QUESTION: You conducted this research with the data integration division of Sansan Inc., a Japanese software company. How did the collaboration come about, and why did you decide to take part in it?
ANGELO MELE: The collaboration started from a casual email exchange between me and two data scientists at Sansan, Juan Nelson Martínez Dahbura and Takanori Nishida. They sent me an email saying that they read some of my work and wanted to explore the possibility of a collaboration as part of their company’s research platform Sansan Data Discovery, using data collected from their business card management app Eight. Later on, Shota Komatsu from Sansan also joined the research team.
In this project we use anonymized data of the users of their services, the data from Eight. Such data contain the users’ activity on the platform, which is designed to facilitate the formation of business relationships. For a network researcher, such network data is great and can be used to explore models, test estimation methods, and develop computational innovations.
Furthermore, the data have important applications in labor markets, as we have seen a lot of work-related relationships shifting to online platforms recently. The researchers at Sansan were responsible for the data analysis, since the data are sensitive; I developed the theoretical model and together we developed the estimation method and the software library to obtain the results.
Could you describe how Eight works, and how the data it provided was important to this study?
The exchange of business cards is an important ritual in the Japanese culture, and it fosters important new relationships. The platform works by allowing users to scan business cards that they received, as well as create new relationships directly in the platform. The data collected by the company allows us to follow people over time and all their professional relationships, and we know when the ties were formed. It also allows us to see when a user changes jobs, receives a promotion, or changes a title. We have some demographic characteristics of the users as well.
The data allows us to estimate a model of “networking on the job” – that is, how a variety of factors influence organizational relationships. Our theoretical model postulates that there are observable characteristics (such as location) and unobservable characteristics (being social) that affect the ability and willingness of the users to form professional relationships.

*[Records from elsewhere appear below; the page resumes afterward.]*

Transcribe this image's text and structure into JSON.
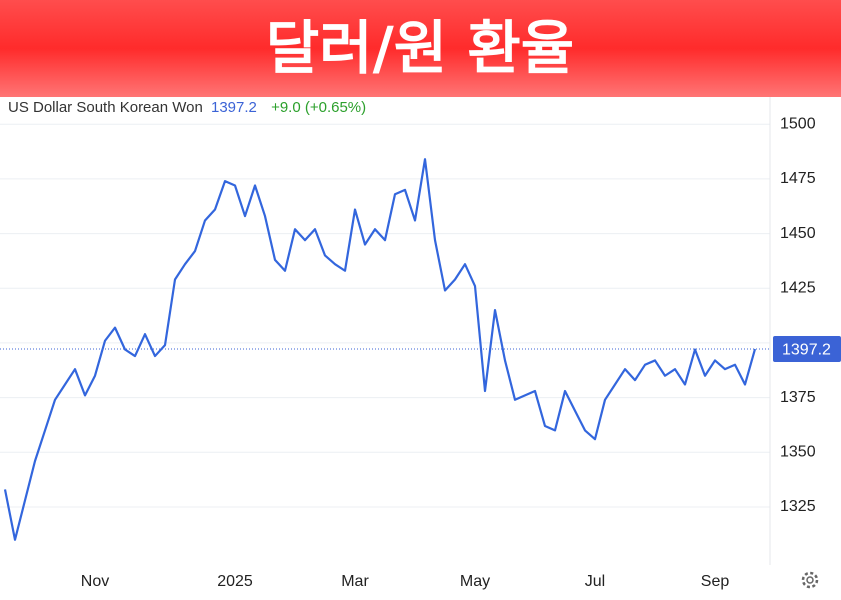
{
  "chart_data": {
    "type": "line",
    "title": "달러/원 환율",
    "name": "US Dollar South Korean Won",
    "price": 1397.2,
    "change": "+9.0 (+0.65%)",
    "color": "#3366dd",
    "categories": [
      null,
      null,
      null,
      null,
      null,
      null,
      null,
      null,
      null,
      "Nov",
      null,
      null,
      null,
      null,
      null,
      null,
      null,
      null,
      null,
      null,
      null,
      null,
      null,
      "2025",
      null,
      null,
      null,
      null,
      null,
      null,
      null,
      null,
      null,
      null,
      null,
      "Mar",
      null,
      null,
      null,
      null,
      null,
      null,
      null,
      null,
      null,
      null,
      null,
      "May",
      null,
      null,
      null,
      null,
      null,
      null,
      null,
      null,
      null,
      null,
      null,
      "Jul",
      null,
      null,
      null,
      null,
      null,
      null,
      null,
      null,
      null,
      null,
      null,
      "Sep",
      null,
      null,
      null,
      null
    ],
    "values": [
      1333,
      1310,
      1328,
      1346,
      1360,
      1374,
      1381,
      1388,
      1376,
      1385,
      1401,
      1407,
      1397,
      1394,
      1404,
      1394,
      1399,
      1429,
      1436,
      1442,
      1456,
      1461,
      1474,
      1472,
      1458,
      1472,
      1458,
      1438,
      1433,
      1452,
      1447,
      1452,
      1440,
      1436,
      1433,
      1461,
      1445,
      1452,
      1447,
      1468,
      1470,
      1456,
      1484,
      1447,
      1424,
      1429,
      1436,
      1426,
      1378,
      1415,
      1392,
      1374,
      1376,
      1378,
      1362,
      1360,
      1378,
      1369,
      1360,
      1356,
      1374,
      1381,
      1388,
      1383,
      1390,
      1392,
      1385,
      1388,
      1381,
      1397,
      1385,
      1392,
      1388,
      1390,
      1381,
      1397.2
    ],
    "ylim": [
      1298,
      1512
    ],
    "yticks": [
      1325,
      1350,
      1375,
      1400,
      1425,
      1450,
      1475,
      1500
    ],
    "grid": true
  }
}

We also assume that the users are strategic about the relationships they invest in, and tend to form relationships that are beneficial to them. Using the data from Eight, we can estimate the parameters of such a model; in particular, we can distinguish how observable and unobservable characteristics affect the propensity of two users to form a new tie.
Does the data from Eight significantly differ from what researchers might be able to mine from better-known networking platforms such as LinkedIn and Facebook?
One of the main features of Eight is that we know the users have met in person. This is because the vast majority of the data consists of scanned business cards that were exchanged in person. This is something that is much more difficult to assess in LinkedIn or Facebook, as many users in these platforms have never met in person. This gives a measure of social interactions that is less contaminated by virtual/online interactions.
Can you expand on some of your key findings? First, what does it mean that business networks consist of “several areas of denser connectivity, or communities”?
Many social networks tend to organize in clusters. That means that the shape of the network shows groups of users who have lots of connections among themselves, and fewer connections with other groups of users. We call these groups “communities.” The main empirical question is what determines the size and shape of these communities. Indeed, there are several possible explanations.
On one hand, the organization of networks in communities may just be due to what network scientists call “homophily” – the preference to interact with similar people. That is, what we observe is just the fact that people who are similar along demographics or preferences tend to interact more than people who are different. On the other hand, these communities may be the result of “transitivity” – the willingness of two users to interact increases if they have some common contact or they know the same set of people. Finally, an additional explanation is that there are unobservable variables and characteristics (unobserved by the researchers) that drive the homophily and community structure.
Our model and empirical analysis are able to distinguish among these three explanations, providing the contribution of each of them to the final shape of the network.